The Turkish army has intensified an offensive against Syrian Kurdish positions in the enclave of Afrin, as President Recep Tayyip Erdogan said there would be no “stepping back” in Ankara’s operation, now in its third day.
Anadolu, Turkey’s state-run news agency, reported on Monday that Turkish forces continued to shell Kurdish-held areas in northwestern Syria in support of Free Syrian Army (FSA) forces, who are on the ground in Afrin fighting alongside Turkish troops.
Al Jazeera’s Stefanie Dekker, reporting from the Turkish-Syrian border near Afrin, said that “relentless, heavy shelling and artillery fire” could be heard kilometres away from the centre of the operation.
Turkish jets also hit targets at Afrin’s Bursaya Mountain, which holds “strategic importance” for the Kurdish fighters, Anadolu said.
Turkey claims Kurdish forces are using Bursaya to target civilians in the Turkish province of Kilis.
Ground forces also advanced east of Afrin, in Syria’s Azaz district, according to Anadolu.
Meanwhile, YPG fighters claimed they were able to repel the advance of Ankara-backed FSA forces and Turkish troops in four villages in two districts of Afrin.
Ankara says its “Olive Branch” operation is aimed at ousting the Kurdish People’s Protection Units (YPG), which it brands as “terrorists”, and create a so-called “safe zone” 30km deep to protect its border.
France has called for a UN Security Council meeting later on Monday to discuss developments in flashpoint areas in war-torn Syria, including the Turkish operation.
Earlier on Monday, Erdogan said the Turkish army was determined to press ahead with its push, saying that “there is no stepping back from Afrin”.
Afrin residents told Al Jazeera’s Dekker that while some women and children had fled to Aleppo, many others remained holed up in the city.
On Sunday, the YPG reported that six civilians and three fighters had been killed.
On the Turkish side, one person was reportedly killed and two others injured in the province of Hatay on Monday, following a cross-border YPG attack, according to Anadolu.
A soldier was also reportedly injured, but there were no reports of any Turkish military fatalities.

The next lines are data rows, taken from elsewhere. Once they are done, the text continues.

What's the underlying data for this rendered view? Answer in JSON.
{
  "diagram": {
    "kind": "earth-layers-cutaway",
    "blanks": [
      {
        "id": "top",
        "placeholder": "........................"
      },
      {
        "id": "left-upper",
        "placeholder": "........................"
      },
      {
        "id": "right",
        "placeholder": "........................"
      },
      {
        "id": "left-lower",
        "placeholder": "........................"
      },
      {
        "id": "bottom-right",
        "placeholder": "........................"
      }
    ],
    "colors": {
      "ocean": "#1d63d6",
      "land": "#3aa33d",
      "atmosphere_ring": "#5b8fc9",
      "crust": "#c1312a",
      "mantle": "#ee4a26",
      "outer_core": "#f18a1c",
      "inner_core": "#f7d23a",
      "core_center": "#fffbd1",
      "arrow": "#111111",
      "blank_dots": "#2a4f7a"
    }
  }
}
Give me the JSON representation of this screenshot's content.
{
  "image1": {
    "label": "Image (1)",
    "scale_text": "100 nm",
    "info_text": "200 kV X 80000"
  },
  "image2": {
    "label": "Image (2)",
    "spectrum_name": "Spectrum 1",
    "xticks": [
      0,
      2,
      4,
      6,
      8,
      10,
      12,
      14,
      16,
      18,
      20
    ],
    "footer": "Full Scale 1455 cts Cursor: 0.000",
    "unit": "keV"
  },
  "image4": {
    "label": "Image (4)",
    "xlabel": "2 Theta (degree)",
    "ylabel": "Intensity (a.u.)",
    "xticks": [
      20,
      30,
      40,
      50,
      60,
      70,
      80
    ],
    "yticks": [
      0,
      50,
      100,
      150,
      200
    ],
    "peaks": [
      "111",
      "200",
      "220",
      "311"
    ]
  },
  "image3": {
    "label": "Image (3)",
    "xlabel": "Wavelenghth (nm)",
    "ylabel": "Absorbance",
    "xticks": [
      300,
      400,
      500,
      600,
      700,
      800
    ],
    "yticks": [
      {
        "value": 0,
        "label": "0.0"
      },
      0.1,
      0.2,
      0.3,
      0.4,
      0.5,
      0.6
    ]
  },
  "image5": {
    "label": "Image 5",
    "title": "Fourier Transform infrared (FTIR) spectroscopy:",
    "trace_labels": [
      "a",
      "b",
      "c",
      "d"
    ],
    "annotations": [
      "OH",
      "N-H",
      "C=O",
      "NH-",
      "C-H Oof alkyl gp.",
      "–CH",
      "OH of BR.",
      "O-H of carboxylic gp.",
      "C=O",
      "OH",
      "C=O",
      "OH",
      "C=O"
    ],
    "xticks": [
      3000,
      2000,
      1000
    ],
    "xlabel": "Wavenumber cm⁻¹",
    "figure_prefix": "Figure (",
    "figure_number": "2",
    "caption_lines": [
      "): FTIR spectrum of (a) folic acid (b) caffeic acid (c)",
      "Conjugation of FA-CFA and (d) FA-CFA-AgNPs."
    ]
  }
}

Meanwhile, the US-backed Syrian Democratic Forces (SDF) said on Monday it was studying the possibility of sending reinforcements to the Afrin region to fight the Turkish and FSA forces.
“We are in the framework of looking at the possibility of sending more military forces to Afrin,” SDF spokesman Kino Gabriel told reporters, even as he urged Turkey to stop the operation.
The SDF is a multi-ethnic but predominantly Kurdish alliance of armed groups in Syria, and was a critical part in the fight against the Islamic State of Iraq and the Levant (ISIL, also known as ISIS) group.
Turkey considers Syria’s Kurdish Democratic Union Party (PYD) and its armed wing, the YPG, “terrorist groups” with ties to the banned Kurdistan Workers’ Party (PKK), which has waged a decades-long fight inside Turkey.
Erdogan has previously said that all Kurdish armed groups “are all the same” and that changing their names “does not change the fact that they are terror organisations”.